I not only grieve for what our people are facing now. I am also furious that our lawmakers don’t take this opportunity to create a system that is not based on the God of money, a system with the purpose of caring for people and protecting our earth.

This grief and fury must have been what Jesus felt at times, when he challenged the religious and political leaders who supported from and benefited from the unjust Roman system of domination and occupation at the expense of the people.  They targeted him as a subversive and put him to death because the popular movement he led pointed to a new way of living, demonstrated an inclusive and egalitarian community based on compassion, and challenged the status quo. Jesus could see that if the Domination System targeted him at that time, when the Spirit of God was so active and apparent among him and his followers, it would continue to do so long after he was gone.
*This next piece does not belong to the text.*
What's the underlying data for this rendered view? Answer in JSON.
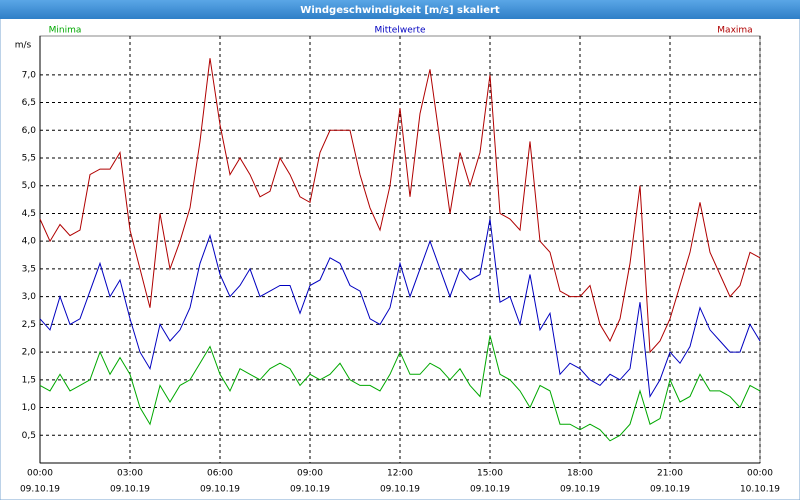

In Luke 23:26-31, we read that as Jesus made his way toward his crucifixion a great multitude of people “bewailed and lamented him.”  But he turned and addressed them saying: “Daughters of Jerusalem, do not weep for me, but weep for yourselves and for your children. For behold, the days are coming when they will say, ‘Blessed are the barren, and the wombs that never bore, and the breasts that never gave suck!’ Then they will begin to say to the mountains, ‘Fall on us’; and to the hills, ‘Cover us.’  For if they do this when the wood is green, what will happen when it is dry?”

The wood is dry.  But I’m encouraged because I see green shoots all around: in the people who reach out to each other in this time of pandemic, in health care workers and others who risk themselves and give their all for the common good, in those who care for the children, deliver food to elders, facilitate online connection, and try to raise people’s spirits, and in those who continue to strive for social, economic, and environmental justice and systemic change.

The seeds of resurrection are already planted.  With prayer, dedication to each other, and courage, we rise.